Sara Beth Brooks had a ring on her finger, a wedding dress in her closet, and a problem. "I loved my fiancé," she says. "I just wasn't interested in having sex with him." Or even kissing him. Not him, not women, not anybody. Brooks had spent five years searching for her missing sex drive, undergoing progesterone and testosterone therapy — even though her hormones had tested normal. She begged doctors to make her "better." She'd had sex, but "because I felt like I was supposed to, not because I wanted to," says Brooks, 25, a student in Sacramento, California. "I didn't understand what made me different from anyone else. I suffered in shame for a long time."
One night, a few months before the wedding, Brooks sat at her computer, Googling. "I was trying to figure out what to do after the ceremony, typing in phrases such as 'doesn't like sex,'" she says. Finding the word "asexual" in her results, she Googled it. That's when everything changed. "I stayed up all night crying, reading post after post by people who described the feelings I'd always felt. There was nothing wrong with me. I was asexual. It was a true coming out."
Today, Brooks is unattached, other than to a group of close friends. She calls herself a "bi-romantic asexual," meaning she develops crushes — on men and women — of the oh my God you're so awesome I want to spend all my time with you variety, but doesn't have sex. And she's fine with that.
She's not alone. Some have dubbed Twilight (where pretty vamp Edward tries mightily to resist Bella, for fear of getting carried away and doing her harm) "abstinence porn," in which self-denial is hot. But for many people, especially women, abstinence is not about resisting an urge; it's about not having that urge in the first place. Whether they call themselves asexual, nonsexual, or even "human amoebas," a growing number of people consider their indifference toward sex not a problem or pathology, but an orientation, like gay or bi — complete with slogans ("Bring asexy back"), T-shirts, and Web communities. Asexuality is not just feeling meh about sex — it's a movement.

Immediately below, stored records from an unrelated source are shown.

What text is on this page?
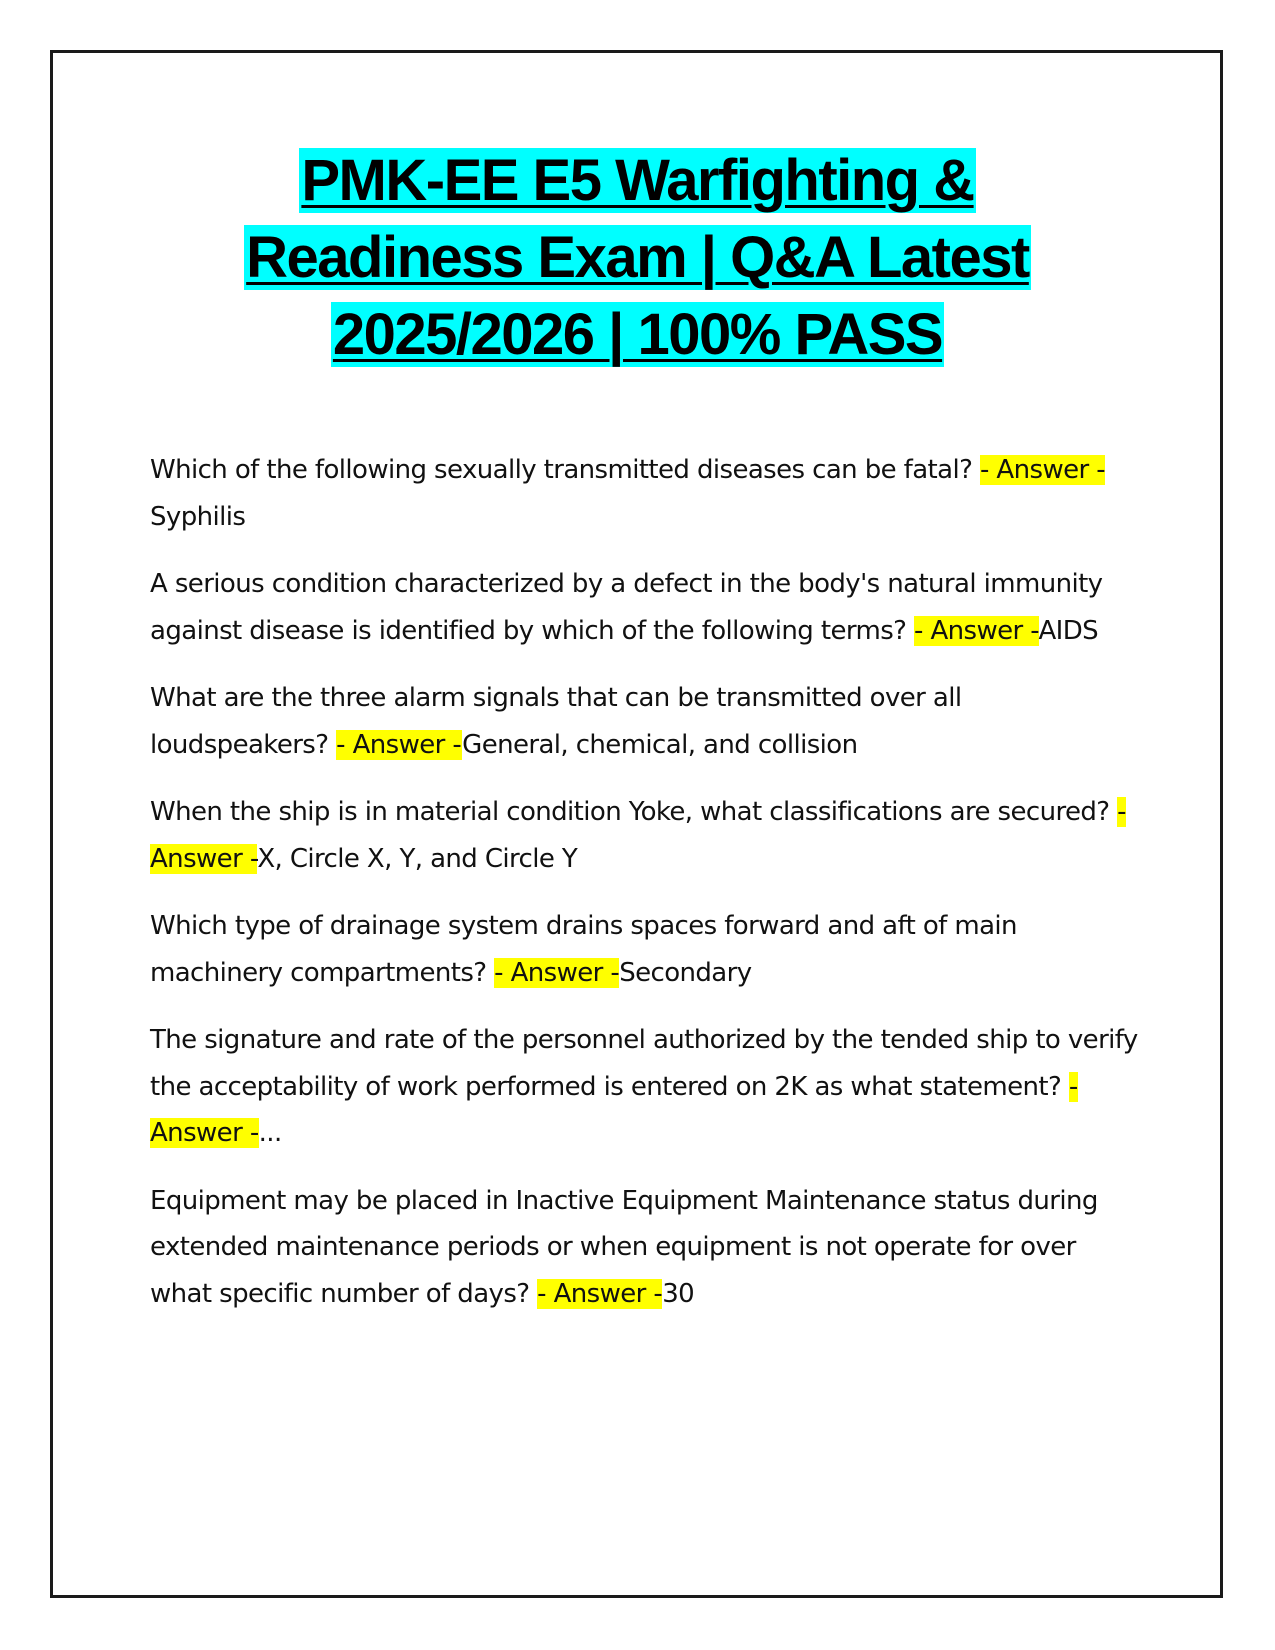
PMK-EE E5 Warfighting &
Readiness Exam | Q&A Latest
2025/2026 | 100% PASS

Which of the following sexually transmitted diseases can be fatal? - Answer -Syphilis

A serious condition characterized by a defect in the body's natural immunity against disease is identified by which of the following terms? - Answer -AIDS

What are the three alarm signals that can be transmitted over all loudspeakers? - Answer -General, chemical, and collision

When the ship is in material condition Yoke, what classifications are secured? - Answer -X, Circle X, Y, and Circle Y

Which type of drainage system drains spaces forward and aft of main machinery compartments? - Answer -Secondary

The signature and rate of the personnel authorized by the tended ship to verify the acceptability of work performed is entered on 2K as what statement? - Answer -...

Equipment may be placed in Inactive Equipment Maintenance status during extended maintenance periods or when equipment is not operate for over what specific number of days? - Answer -30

The Asexuality Visibility and Education Network, founded in 2001 to raise awareness and acceptance of asexuals, has exploded from 100 members in 2005 to 35,000 members worldwide today. Approximately 60 percent are women in their teens through 30s.
Some experts welcome the idea that asexuality is one of many legitimate orientations. Anthony Bogaert, a professor of community health sciences and psychology at Brock University in Ontario, Canada, is among them. "If someone has a lack of sexual attraction, who am I to say they need to be fixed?" he asks.
Problem is, there are disorders — autism-related conditions, hormone issues — that are also associated with lack of interest in sex. So, many experts worry that freshly "validated" asexuals may be too quick to embrace the identity. Says Joy Davidson, Ph.D., a New York City psychologist and sex therapist, "By labeling yourself too soon, you run a risk of mislabeling yourself, and missing an opportunity to uncover other sexual possibilities."
But asexuals like Julie Decker, 32, an administrative assistant in Tampa, Florida, say they have no doubts. "I'm not against sex," she says. "Sex is fine, as long as it doesn't include me."